Kate Smurthwaite is a successful comic who talks about sex and politics onstage. She is sceptical about the existence of cancel culture: “I don’t even really think cancel culture is a thing. People have every right to have an opinion and share it.”
And it has recently been revealed that the BBC is making a radio pilot called Unsafe Space, featuring comedians who often perform at the Comedy Unleashed comedy night at Hackney’s Backyard Club, where free speech is championed.
The idea of cancel culture is not new. In the 1980s the rise of politically aware alternative comedy, led by Ben Elton and Alexei Sayle, highlighted the outdated attitudes of 1970s comedians who told racist and sexist jokes. Benny Hill, famous for featuring scantily women in his sketches, fell out of fashion and his television contract was not renewed.
The difference is that back then mainstream television was the only major outlet for a comedian. Now, apart from umpteen global streaming companies, there are podcasts, Youtube channels and numerous other ways a comedian can get exposure. Louis CK, who was involved in a sexual misconduct scandal, has just independently released a new live show. He might not be as popular as he was but he still earns his living as a comedian.
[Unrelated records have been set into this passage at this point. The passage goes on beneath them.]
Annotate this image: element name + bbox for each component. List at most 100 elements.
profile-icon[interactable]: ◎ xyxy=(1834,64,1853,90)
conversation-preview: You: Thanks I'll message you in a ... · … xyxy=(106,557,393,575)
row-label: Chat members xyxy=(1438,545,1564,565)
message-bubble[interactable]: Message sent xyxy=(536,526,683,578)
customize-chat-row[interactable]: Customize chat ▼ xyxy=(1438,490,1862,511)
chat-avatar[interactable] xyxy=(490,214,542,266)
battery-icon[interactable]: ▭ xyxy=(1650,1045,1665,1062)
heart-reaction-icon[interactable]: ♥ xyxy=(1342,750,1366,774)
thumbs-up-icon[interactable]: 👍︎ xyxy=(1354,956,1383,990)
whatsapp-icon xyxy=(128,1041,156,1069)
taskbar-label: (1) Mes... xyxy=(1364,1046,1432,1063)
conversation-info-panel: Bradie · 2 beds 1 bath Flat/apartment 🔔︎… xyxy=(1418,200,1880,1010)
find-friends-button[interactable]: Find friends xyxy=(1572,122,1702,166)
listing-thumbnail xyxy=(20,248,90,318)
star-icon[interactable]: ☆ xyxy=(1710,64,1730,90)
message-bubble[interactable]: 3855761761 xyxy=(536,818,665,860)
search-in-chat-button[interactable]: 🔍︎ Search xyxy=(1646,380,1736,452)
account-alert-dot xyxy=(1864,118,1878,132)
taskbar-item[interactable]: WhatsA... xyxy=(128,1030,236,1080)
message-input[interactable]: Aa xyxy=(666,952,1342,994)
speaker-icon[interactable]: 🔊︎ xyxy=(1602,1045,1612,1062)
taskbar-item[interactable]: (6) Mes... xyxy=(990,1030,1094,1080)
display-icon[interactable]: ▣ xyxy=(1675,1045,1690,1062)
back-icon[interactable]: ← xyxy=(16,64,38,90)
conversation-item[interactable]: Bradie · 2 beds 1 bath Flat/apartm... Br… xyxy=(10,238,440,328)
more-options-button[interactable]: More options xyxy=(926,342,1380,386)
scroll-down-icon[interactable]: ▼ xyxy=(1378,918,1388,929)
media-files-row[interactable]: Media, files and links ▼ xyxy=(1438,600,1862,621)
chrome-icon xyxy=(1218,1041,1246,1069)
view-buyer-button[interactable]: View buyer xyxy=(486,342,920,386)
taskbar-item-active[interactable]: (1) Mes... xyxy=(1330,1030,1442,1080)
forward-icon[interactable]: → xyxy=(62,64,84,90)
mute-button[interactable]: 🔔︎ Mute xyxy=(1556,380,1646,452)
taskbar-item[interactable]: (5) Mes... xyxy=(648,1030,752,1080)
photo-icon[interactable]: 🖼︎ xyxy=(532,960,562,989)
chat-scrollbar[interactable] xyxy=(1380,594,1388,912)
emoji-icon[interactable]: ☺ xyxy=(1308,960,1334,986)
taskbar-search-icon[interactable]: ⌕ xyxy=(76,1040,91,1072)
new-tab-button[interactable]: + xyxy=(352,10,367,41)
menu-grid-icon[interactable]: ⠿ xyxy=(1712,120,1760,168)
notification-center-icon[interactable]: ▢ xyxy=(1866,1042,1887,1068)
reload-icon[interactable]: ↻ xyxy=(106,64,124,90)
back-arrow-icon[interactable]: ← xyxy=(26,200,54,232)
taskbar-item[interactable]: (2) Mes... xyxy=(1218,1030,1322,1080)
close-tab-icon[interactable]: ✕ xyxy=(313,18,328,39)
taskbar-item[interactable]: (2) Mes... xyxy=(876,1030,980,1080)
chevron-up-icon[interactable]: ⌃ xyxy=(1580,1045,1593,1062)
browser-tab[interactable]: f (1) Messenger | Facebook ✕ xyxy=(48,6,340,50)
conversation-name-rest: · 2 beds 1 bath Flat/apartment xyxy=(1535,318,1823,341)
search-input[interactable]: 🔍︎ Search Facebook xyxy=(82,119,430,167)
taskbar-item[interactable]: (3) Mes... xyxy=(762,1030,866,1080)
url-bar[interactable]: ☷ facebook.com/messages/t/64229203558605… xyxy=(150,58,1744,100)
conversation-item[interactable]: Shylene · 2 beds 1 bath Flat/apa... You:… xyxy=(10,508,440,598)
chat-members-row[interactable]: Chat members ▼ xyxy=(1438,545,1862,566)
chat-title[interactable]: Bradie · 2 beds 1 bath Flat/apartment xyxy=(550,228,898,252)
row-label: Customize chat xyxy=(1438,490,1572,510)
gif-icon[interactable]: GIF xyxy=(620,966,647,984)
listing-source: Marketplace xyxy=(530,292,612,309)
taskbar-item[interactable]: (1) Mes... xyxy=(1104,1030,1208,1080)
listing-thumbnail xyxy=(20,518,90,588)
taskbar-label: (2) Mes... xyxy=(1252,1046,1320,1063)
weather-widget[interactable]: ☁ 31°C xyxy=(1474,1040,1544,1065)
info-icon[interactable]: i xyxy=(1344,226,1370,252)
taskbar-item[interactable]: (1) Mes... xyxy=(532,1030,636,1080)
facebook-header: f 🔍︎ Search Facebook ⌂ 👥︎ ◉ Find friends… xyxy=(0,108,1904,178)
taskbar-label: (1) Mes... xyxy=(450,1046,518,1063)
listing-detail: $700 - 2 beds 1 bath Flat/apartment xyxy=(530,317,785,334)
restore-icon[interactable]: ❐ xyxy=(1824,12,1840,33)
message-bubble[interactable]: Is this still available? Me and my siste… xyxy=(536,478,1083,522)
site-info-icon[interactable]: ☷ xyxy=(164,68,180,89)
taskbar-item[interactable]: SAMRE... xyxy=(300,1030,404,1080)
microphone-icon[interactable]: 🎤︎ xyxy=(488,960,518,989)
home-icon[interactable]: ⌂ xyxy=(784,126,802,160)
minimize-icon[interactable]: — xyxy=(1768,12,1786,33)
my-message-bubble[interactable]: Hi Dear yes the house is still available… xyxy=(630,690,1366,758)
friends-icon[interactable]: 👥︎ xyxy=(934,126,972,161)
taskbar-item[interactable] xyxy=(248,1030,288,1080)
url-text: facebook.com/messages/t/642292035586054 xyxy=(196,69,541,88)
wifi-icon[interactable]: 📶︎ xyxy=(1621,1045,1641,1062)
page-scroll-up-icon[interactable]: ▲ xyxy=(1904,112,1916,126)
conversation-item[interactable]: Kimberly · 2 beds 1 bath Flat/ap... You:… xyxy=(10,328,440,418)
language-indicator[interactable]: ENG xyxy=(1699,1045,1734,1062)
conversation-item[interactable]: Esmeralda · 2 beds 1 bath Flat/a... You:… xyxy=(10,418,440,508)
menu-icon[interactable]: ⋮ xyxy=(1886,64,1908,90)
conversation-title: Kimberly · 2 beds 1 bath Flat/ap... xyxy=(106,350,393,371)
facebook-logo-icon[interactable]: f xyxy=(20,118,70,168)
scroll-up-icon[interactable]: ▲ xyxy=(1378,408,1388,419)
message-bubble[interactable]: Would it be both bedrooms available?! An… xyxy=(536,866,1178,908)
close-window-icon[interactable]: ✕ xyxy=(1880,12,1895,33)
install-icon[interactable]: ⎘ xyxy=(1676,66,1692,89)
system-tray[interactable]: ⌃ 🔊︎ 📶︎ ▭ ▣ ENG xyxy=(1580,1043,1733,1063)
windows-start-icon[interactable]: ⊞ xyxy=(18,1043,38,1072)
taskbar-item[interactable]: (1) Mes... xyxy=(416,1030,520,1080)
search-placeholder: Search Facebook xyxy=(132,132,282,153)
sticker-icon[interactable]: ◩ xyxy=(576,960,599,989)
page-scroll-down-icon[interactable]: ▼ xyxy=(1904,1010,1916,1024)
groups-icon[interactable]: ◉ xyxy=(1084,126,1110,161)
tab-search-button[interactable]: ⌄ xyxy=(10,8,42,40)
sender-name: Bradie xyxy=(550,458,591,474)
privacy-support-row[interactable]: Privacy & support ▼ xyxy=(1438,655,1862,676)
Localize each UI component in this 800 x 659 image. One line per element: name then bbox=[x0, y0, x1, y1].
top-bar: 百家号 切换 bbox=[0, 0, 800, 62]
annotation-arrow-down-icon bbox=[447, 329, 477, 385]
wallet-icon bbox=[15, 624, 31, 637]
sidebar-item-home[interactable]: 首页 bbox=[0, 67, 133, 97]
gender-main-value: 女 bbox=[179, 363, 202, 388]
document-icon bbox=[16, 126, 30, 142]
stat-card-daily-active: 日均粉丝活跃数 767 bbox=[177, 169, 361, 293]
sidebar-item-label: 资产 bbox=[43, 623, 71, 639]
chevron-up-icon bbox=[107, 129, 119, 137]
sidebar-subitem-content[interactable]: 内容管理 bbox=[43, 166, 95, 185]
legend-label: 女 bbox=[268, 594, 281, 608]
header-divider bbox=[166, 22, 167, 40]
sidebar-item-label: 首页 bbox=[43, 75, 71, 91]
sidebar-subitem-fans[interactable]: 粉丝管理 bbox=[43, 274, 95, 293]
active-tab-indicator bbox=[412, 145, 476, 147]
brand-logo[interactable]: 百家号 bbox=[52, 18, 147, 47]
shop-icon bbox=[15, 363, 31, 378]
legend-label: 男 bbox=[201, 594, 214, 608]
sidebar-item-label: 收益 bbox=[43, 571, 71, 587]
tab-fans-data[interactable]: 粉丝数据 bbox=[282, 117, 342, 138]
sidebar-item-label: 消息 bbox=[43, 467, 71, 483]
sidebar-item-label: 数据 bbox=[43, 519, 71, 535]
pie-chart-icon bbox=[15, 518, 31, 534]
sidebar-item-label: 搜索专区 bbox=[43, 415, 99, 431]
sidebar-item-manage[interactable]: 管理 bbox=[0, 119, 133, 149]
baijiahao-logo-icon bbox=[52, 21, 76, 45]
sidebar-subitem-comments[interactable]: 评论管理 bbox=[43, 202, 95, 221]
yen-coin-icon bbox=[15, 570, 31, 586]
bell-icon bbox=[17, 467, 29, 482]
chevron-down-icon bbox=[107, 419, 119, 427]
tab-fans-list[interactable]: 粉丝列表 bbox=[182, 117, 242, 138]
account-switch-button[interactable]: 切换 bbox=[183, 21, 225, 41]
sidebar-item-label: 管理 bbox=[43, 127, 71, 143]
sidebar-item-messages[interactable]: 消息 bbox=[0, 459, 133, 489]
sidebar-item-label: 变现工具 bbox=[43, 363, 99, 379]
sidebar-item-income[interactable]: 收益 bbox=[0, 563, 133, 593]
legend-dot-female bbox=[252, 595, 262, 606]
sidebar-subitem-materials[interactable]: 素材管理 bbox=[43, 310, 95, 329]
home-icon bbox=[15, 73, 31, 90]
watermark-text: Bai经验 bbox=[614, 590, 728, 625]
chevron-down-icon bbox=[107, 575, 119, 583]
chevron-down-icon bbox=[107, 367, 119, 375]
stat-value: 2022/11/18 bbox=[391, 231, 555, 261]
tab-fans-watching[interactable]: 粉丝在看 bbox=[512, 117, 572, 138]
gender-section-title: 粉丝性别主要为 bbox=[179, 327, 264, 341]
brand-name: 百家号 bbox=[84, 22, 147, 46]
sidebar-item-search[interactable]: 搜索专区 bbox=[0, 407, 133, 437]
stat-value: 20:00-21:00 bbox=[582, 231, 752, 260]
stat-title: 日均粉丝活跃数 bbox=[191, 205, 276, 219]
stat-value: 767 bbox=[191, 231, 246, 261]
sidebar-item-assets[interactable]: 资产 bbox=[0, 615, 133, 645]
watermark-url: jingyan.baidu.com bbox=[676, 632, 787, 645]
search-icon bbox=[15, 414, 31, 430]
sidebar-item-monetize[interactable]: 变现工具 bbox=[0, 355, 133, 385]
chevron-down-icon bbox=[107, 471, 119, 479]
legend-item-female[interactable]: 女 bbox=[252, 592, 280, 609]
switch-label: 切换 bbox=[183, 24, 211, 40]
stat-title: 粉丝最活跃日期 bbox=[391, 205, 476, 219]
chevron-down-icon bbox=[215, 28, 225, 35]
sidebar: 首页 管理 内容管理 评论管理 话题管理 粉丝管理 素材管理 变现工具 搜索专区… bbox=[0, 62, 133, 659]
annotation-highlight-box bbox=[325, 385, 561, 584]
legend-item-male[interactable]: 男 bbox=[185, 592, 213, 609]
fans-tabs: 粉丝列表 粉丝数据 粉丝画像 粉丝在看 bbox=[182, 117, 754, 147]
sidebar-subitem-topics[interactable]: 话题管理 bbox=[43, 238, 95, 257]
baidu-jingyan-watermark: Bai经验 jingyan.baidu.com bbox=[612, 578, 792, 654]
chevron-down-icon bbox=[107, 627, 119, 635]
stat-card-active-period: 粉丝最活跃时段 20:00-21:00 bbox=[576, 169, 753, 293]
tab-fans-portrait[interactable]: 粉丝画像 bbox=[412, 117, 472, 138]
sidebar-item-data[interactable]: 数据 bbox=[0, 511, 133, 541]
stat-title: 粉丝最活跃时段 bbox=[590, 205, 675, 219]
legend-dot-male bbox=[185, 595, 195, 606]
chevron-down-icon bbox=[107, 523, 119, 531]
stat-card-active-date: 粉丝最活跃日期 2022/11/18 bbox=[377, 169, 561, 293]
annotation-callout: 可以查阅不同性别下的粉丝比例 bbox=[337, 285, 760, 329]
There is no denying that comedy is changing though. Jimmy Carr, who has previously made jokes about dwarfism, Gypsies and lesbians, has said that there is a joke he once told that if it emerged now it could get him cancelled. “The joke that cancels me is out there already. It is on YouTube somewhere and it is perfectly acceptable until one day it isn’t.”
Jack Whitehall has said that he has previously told jokes that “would be worthy of cancellation”. Whitehall is now juggling stand-up with acting, recently starring in Clifford The Big Red Dog. His edgier jokes from his early days might not sit easily alongside his new family-friendly image.
In a new interview with Times Radio Armando Iannucci, who created political satire The Thick of It, accepted that his old shows contain material he would not write today but also spoke out against the idea of cancel culture restraining him: “I spent most of my career trying to work out where the line is, where do you feel you’re stepping over the mark and every now and then do it anyway, just to see what happens.”
Smurthwaite says there is self-censorship though: “We can’t all go round saying out loud every word that pops into our head. I don’t swear when I’m on the telly. That’s why I still get to go on the telly. If that’s too much for people maybe they shouldn’t stand so near a microphone. I choose what I say and I mean it. I base it on truth and justice and I’m proud to say it, whatever the reaction.”
Comics might deny cancel culture exists but that does not stop them worrying that something from their past might pop up to bite them. Russell Kane told the BBC he subscribes to the website TweetDelete which erases posts older than six months. Whatever Maureen Lipman says, comedy is not about to be wiped out, but maybe sometimes comedians choose to play safe. Call it caution culture.